Die Transsibirische Eisenbahn

Jochen, deine Berichte sind traumhaft schön. Du kleiner talentierter Typ. Endlich hast du Raum und Zeit, dieses Talent auszuleben. Und wir alle können es geniessen, teilen. Lauschen.
Ich danke dir für deine Mühe. Du tust es für uns. Und du, Kasselener mit Brille? Wo bleibt dein nächster Bericht? Ich vermisse deine Zeilen. Deine Art zu berichten. Mach Meter!
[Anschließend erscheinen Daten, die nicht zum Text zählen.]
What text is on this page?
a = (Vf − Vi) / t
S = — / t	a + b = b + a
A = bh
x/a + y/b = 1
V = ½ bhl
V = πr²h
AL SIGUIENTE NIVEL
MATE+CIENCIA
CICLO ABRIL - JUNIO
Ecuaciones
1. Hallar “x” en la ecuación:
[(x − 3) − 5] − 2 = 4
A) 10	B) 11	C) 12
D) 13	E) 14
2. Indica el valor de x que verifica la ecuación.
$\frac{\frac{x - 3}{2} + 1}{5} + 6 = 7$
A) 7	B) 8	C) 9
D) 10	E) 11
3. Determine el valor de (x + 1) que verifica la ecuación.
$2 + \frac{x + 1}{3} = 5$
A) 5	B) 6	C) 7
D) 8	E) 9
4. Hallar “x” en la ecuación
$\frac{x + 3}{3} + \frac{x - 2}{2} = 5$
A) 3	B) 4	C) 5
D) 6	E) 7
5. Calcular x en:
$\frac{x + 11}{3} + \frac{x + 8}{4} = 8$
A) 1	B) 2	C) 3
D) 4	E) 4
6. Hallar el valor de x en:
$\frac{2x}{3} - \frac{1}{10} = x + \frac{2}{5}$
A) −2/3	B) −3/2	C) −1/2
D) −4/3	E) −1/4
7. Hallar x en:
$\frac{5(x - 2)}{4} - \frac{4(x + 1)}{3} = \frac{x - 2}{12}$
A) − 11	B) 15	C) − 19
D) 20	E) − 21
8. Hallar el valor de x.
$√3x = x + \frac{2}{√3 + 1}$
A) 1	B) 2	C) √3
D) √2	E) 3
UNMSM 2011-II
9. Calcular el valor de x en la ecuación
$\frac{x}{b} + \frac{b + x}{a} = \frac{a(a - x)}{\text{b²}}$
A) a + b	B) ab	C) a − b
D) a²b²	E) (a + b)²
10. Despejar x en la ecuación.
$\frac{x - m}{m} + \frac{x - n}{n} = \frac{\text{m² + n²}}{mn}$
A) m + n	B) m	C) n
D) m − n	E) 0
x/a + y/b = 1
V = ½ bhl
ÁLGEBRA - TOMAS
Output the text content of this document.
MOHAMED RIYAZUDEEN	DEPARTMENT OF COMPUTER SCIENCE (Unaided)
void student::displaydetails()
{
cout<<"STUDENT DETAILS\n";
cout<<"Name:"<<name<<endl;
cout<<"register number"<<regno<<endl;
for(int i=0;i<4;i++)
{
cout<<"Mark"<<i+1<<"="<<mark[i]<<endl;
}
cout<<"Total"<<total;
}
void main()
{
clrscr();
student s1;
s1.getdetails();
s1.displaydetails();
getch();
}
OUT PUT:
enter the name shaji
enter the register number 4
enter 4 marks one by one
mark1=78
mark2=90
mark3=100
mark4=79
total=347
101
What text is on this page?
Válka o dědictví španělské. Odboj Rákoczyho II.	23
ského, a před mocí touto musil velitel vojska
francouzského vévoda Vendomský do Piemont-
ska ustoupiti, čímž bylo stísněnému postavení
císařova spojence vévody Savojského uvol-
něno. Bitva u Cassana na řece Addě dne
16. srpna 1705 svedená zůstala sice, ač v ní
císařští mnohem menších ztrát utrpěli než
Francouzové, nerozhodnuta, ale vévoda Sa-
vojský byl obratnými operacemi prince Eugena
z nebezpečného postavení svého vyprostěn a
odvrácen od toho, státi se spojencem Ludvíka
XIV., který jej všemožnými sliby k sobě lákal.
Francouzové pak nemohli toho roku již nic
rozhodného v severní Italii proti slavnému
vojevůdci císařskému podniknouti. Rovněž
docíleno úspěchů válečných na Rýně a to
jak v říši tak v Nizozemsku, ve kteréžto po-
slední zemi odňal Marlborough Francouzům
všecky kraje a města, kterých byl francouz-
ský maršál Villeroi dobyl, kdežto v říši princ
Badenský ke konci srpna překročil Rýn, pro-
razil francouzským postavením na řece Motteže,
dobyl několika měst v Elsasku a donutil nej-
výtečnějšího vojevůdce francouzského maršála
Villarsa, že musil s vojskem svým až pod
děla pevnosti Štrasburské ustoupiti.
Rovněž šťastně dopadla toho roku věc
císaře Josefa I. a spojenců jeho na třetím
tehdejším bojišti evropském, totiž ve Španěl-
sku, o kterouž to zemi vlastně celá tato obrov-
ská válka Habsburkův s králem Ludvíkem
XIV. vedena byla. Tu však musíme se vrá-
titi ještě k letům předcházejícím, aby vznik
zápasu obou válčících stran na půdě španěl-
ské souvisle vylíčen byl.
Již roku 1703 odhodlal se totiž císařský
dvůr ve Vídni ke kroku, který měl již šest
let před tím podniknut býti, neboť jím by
Wo seid ihr jetzt? Schon auf Kamelen unterwegs? War ja euer Plan… Ich stelle mir das unglaublich kalt vor. Deckt euch ein. Nicht bloß mit Decken, sondern auch mit Dingen, die von innen wärmen. Ich ziehe in 1,5 Wochen um. In ein kleines Kaff, dass kein DSL bietet, aber hoffentlich LTE. Ich lasse, bevor mich das digitale Zeitalter im Stich lässt, nochmal von mir hören.

Passt auf euch auf. Ich drücke euch ganz fest. Schon der Klang weckt Fernweh. Bilder ziehen in Gedanken auf, Kino Phantasien. Irgend etwas zwischen „Mord im Orient Express“, „Alarmstufe Rot 2″ und „Transsiberian“. In Zügen, die lange unterwegs sind, passieren quasi zwangsläufig spannende Dinge wie bei Marken Lampen und Leuchten.

Müssen passieren, das ist ein Naturgesetz. Wir brauchen zwar nicht unbedingt verrückte Terroristen, die die Welt bedrohen, aber geheimnisvolle Passagiere, vielleicht Schmuggelbanden, die sich gegenseitig die Ware unterjubeln, Reisende, die spannende Geschichten zu erzählen haben oder doch wenigstens ein zünftiger Mord. Irgend etwas hat gefälligst zu passieren. Immerhin sind da ein Dutzend Wagen, voll gequetscht mit dubiosen Gestalten, unschuldigen Omis und illegalen Touristen. Das schreit nach Abenteuer.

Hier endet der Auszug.